Partial purification and immobilization

Enzyme purification is one of the crucial steps during industrial enzyme production process. In present study the alkaline protease enzyme was partially purified by ammonium sulphate precipitation method. The supernatant was saturated with 20%, 40% and 80% ammonium sulfate solution. The best precipitation was obtained with 80% saturation which was properly dissolved in Tris – HCl and gave best enzyme activity after immobilization.
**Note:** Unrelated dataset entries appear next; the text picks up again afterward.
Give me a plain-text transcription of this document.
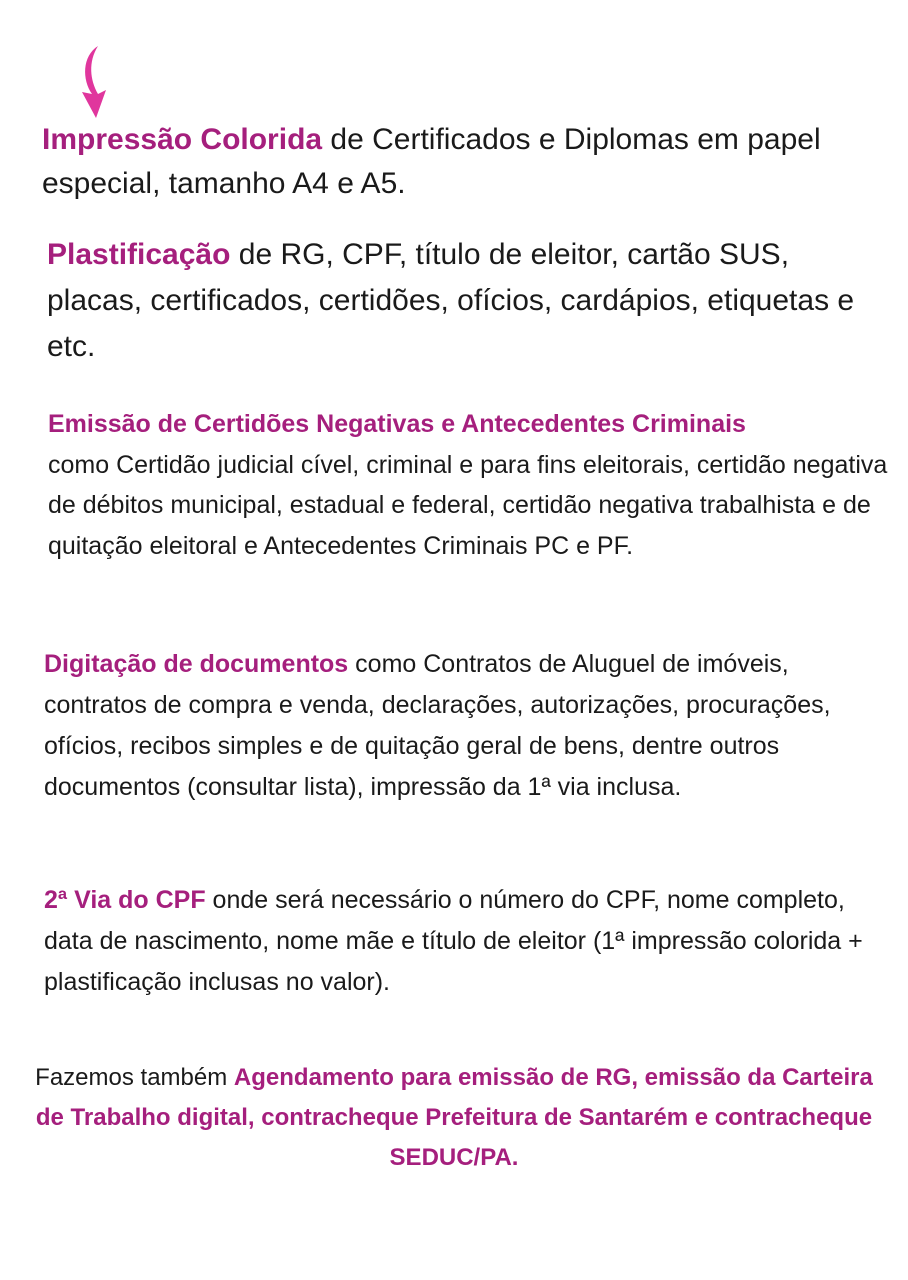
Impressão Colorida de Certificados e Diplomas em papel especial, tamanho A4 e A5.

Plastificação de RG, CPF, título de eleitor, cartão SUS, placas, certificados, certidões, ofícios, cardápios, etiquetas e etc.

Emissão de Certidões Negativas e Antecedentes Criminais
como Certidão judicial cível, criminal e para fins eleitorais, certidão negativa de débitos municipal, estadual e federal, certidão negativa trabalhista e de quitação eleitoral e Antecedentes Criminais PC e PF.

Digitação de documentos como Contratos de Aluguel de imóveis, contratos de compra e venda, declarações, autorizações, procurações, ofícios, recibos simples e de quitação geral de bens, dentre outros documentos (consultar lista), impressão da 1ª via inclusa.

2ª Via do CPF onde será necessário o número do CPF, nome completo, data de nascimento, nome mãe e título de eleitor (1ª impressão colorida + plastificação inclusas no valor).

Fazemos também Agendamento para emissão de RG, emissão da Carteira de Trabalho digital, contracheque Prefeitura de Santarém e contracheque SEDUC/PA.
The partially purified protease enzyme was immobilized in sodium alginate beads. The beads were weighed to be 2.385 gm. The beads were found to be functional as upon testing them in casein broth followed by Lowry’s method, the optical density was increased. The recorded optical density for cell free immobilized beads was 1.980 while for that of whole cell immobilization was 1.432. This indicates that cell free immobilization was more beneficial and economical in regard to protease production by Aspergillus flavus.

Washing test

Apart from several commercial applications of proteases there use in detergent industry for de-staining is the most important potential of them. In this investigation the partially purified alkaline protease enzymes were used to remove blood stain from muslin cloth. The distilled water hardly removed any stain. A detergent solution resulted in little removal while a combination of detergent solution with purified alkaline protease enzyme completely removed the blood stain from muslin cloth. This indicates that the protease enzyme obtained from the isolated strain Aspergillus flavus can be of great use and significance in detergent and textile industries.


Protease enzymes are of great industrial importance. This study indicates that Aspergillus flavus is a potent protease producing fungi. The alkaline protease production with Aspergillu sflavus was found to be highest at temperature (28°C), pH 8, incubation time 168 hrs , metal ions (Mn), nitrogen source (peptone), carbon source (sucrose) with the biggest zone of hydrolysis, highest optical density and largest protein concentration at above mentioned conditions. Washing test resulted in complete removal of blood stain which indicates that along with many other industries, this enzyme can be specially proved very crucial for detergent industry.